What is involved in installing a ceiling fan?
A conventional fan typically takes an hour, depending on the set up in your home such as wiring, ease of install location, or if it’s a wall or remote controlled fan. Other variables may include each electrician’s estimate, it is best to call around and get some professional input from the electricians. If you are installing more than one, be sure to get them installed at same time to save some money. On average, it may cost around $100 to $200 dollars depending on the fan.

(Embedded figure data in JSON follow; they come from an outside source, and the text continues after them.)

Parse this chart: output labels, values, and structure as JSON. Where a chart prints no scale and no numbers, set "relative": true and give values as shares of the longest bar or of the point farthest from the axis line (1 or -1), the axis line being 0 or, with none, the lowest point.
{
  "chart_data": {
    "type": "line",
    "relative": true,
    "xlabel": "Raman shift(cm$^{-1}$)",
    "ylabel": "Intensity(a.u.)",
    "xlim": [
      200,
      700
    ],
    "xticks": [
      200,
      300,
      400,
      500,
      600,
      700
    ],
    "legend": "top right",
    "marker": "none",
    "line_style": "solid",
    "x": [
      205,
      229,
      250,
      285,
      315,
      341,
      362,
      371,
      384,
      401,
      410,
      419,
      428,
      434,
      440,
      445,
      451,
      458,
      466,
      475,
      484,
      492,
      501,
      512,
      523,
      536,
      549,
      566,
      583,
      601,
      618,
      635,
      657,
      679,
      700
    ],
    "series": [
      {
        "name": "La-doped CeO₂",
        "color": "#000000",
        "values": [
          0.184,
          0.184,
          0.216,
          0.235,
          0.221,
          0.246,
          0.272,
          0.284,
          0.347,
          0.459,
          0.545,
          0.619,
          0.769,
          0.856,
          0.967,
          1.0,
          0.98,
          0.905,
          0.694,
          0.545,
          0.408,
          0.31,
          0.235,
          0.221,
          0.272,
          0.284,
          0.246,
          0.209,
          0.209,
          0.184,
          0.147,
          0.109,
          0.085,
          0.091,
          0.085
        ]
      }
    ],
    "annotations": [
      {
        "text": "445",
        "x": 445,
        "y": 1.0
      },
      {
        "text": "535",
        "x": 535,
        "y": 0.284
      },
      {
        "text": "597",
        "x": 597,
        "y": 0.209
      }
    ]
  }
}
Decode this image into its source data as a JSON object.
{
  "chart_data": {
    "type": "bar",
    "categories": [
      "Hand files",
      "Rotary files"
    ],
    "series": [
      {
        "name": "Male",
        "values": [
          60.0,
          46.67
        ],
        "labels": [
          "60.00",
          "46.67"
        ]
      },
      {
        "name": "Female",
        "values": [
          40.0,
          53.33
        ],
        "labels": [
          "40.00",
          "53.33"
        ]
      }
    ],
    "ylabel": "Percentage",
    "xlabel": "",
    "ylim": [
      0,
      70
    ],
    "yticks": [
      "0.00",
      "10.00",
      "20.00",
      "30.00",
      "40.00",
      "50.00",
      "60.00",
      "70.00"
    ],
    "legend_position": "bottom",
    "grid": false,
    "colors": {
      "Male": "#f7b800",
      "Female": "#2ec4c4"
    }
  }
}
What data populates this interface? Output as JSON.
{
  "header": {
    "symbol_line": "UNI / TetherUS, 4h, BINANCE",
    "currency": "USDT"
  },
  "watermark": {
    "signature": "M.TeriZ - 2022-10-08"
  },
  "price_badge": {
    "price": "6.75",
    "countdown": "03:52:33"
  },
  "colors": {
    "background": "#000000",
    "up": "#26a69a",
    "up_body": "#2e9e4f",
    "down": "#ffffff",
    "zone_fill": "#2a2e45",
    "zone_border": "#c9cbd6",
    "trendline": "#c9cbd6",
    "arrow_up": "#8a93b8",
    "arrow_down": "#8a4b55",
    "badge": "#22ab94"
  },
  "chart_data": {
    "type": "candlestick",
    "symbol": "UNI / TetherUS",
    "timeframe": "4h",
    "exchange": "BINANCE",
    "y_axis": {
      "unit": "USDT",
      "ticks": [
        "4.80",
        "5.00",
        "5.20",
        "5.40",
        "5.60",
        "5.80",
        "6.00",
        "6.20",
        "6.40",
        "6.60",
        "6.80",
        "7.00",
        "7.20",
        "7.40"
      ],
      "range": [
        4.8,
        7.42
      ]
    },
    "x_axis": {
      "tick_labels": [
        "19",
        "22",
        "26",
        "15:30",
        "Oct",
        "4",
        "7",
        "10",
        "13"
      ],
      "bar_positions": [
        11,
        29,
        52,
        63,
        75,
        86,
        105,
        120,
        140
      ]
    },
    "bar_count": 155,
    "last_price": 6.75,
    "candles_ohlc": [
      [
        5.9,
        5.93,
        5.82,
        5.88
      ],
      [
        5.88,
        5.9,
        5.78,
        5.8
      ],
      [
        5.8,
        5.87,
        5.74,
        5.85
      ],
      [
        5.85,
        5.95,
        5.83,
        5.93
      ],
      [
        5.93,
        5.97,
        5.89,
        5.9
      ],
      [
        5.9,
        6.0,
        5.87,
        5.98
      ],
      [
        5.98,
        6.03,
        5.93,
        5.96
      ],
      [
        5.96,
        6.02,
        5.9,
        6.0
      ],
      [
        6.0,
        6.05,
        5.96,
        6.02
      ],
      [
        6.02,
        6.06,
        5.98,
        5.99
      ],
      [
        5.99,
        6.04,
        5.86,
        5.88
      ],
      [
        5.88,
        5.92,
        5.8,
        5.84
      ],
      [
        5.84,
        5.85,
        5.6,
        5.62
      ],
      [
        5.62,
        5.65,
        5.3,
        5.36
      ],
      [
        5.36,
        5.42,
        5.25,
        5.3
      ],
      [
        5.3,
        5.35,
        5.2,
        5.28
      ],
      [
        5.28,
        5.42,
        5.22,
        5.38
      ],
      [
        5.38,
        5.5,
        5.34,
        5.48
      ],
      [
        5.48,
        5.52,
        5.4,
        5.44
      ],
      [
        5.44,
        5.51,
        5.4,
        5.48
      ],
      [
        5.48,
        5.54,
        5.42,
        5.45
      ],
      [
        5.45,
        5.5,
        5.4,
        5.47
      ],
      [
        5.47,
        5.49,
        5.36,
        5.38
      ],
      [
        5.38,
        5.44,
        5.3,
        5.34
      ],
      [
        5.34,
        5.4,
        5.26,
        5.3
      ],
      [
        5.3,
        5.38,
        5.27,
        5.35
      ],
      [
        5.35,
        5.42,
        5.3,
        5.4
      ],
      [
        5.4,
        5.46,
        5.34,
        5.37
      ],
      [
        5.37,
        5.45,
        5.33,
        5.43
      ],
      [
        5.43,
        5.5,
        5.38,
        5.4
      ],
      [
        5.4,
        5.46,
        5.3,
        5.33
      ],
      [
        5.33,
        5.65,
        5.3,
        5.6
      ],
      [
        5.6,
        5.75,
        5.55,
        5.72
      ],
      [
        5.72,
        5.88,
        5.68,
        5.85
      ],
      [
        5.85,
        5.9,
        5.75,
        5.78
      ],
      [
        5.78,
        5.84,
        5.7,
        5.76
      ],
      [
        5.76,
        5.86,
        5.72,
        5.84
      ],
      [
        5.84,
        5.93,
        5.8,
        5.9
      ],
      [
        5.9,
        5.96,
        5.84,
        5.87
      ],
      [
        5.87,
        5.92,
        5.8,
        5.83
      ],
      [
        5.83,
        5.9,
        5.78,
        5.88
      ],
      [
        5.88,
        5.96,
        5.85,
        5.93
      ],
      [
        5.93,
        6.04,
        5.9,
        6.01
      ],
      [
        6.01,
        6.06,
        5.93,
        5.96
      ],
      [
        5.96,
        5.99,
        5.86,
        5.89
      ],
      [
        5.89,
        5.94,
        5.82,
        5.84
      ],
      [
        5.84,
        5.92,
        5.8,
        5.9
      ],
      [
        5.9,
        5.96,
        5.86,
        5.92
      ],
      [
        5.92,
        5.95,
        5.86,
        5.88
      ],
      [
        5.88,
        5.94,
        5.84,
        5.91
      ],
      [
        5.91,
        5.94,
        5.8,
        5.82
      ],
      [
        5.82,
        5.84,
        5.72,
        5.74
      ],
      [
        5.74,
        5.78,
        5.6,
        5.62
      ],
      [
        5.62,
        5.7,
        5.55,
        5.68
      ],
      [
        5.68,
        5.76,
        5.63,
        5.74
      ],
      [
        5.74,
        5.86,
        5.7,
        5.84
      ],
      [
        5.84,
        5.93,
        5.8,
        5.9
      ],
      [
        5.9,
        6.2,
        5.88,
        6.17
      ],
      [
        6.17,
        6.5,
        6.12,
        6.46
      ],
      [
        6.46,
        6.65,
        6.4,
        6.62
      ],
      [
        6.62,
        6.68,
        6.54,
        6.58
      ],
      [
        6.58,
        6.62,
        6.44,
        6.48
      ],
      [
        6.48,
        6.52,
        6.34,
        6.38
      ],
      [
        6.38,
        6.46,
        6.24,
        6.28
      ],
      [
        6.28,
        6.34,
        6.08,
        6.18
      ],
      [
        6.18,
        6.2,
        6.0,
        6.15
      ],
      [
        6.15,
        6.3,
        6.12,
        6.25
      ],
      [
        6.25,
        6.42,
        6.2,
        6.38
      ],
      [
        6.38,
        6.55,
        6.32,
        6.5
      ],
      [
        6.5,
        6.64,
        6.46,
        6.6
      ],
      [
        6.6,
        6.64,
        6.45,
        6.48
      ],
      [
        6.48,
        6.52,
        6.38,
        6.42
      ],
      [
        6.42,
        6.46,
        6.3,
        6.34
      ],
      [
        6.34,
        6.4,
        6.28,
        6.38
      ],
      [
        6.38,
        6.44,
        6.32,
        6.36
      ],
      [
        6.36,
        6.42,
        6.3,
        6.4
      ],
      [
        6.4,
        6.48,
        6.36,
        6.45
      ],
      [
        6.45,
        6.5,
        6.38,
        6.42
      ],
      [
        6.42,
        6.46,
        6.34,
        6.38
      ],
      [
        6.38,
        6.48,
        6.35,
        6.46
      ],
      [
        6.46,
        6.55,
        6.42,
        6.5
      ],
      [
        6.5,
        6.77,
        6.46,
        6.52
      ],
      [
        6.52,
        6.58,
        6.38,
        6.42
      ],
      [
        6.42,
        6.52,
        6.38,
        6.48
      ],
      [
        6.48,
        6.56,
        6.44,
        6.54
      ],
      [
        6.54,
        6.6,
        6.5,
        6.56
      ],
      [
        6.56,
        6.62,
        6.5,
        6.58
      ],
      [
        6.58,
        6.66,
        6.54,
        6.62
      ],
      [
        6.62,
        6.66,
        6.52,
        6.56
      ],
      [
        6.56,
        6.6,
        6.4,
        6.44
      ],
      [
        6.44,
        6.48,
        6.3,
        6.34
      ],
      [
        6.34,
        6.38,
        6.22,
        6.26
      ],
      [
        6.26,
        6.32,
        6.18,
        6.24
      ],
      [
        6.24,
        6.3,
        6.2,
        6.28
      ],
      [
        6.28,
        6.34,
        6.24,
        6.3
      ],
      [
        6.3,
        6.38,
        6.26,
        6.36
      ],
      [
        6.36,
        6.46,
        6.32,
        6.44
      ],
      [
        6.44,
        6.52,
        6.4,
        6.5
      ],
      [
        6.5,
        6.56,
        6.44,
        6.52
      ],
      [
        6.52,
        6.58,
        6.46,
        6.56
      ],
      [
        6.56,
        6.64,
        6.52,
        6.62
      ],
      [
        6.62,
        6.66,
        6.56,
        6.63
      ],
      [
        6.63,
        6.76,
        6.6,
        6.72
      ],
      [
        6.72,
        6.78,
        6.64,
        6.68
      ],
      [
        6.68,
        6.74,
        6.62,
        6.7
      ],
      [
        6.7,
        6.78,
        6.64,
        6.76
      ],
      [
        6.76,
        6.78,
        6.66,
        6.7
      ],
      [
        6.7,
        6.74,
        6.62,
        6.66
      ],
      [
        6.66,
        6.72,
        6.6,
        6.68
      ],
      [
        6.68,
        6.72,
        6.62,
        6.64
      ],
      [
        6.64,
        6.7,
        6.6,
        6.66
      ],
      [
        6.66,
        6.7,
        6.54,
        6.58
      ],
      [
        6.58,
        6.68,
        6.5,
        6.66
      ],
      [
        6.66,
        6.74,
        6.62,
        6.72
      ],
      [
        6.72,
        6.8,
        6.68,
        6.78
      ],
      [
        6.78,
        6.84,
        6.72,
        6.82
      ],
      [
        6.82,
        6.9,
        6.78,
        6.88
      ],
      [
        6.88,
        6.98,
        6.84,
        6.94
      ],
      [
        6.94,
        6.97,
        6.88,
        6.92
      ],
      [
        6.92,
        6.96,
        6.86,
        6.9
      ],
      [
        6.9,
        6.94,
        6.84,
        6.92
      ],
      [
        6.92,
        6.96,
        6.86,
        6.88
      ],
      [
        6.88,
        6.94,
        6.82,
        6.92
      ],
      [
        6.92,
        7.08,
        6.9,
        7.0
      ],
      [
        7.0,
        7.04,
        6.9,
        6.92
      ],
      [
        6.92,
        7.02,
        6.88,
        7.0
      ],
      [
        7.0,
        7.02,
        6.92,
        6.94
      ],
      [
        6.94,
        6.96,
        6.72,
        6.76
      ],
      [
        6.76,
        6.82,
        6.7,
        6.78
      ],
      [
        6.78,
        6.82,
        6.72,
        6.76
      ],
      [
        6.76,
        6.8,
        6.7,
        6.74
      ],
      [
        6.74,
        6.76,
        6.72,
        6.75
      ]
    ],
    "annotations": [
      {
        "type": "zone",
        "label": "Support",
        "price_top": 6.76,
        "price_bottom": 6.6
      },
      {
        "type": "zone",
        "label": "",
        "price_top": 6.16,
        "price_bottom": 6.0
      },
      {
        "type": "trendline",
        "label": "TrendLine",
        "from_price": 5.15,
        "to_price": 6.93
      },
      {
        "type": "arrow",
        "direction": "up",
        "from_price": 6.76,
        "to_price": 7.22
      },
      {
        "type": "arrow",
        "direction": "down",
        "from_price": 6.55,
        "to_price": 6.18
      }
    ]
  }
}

Ceiling fans are fairly inexpensive to buy, starting at low end basic and going up from there into decorative fans with lighting. The standard basic ceiling fans have metal blades, and are significantly louder. Wood blades are preferable because they are quiet and still are within a decent price range. If you live on the coast where moisture is a problem, consider wooden ceiling fans or the more expensive, stainless steel blades. The most expensive fans have the quietest operations. There are a variety of different styles, colors, materials, and designs available in ceiling fan. The best search is to check out clearance and sales, often you will be able to score a higher priced ticket fan for half the cost. Shop around. You could stay simple and spend $90 dollars on a plain metal ceiling fan with no light or go for a traditional polished brass Hayman with no light for only $149 dollars; these are the most common ceiling fans. If you want to go special, then be sure to check out the latest designs which still are budget friendly. Ceiling fans also have accessories, such as cleaning and maintenance tools.
The Final Cost
In terms of dollars spent, count on paying the electrician, and the cost of your fabulous choice of ceiling fan. Depending on your budget as well as your cooling needs, this could be a fun project as well as saving you money in the long run.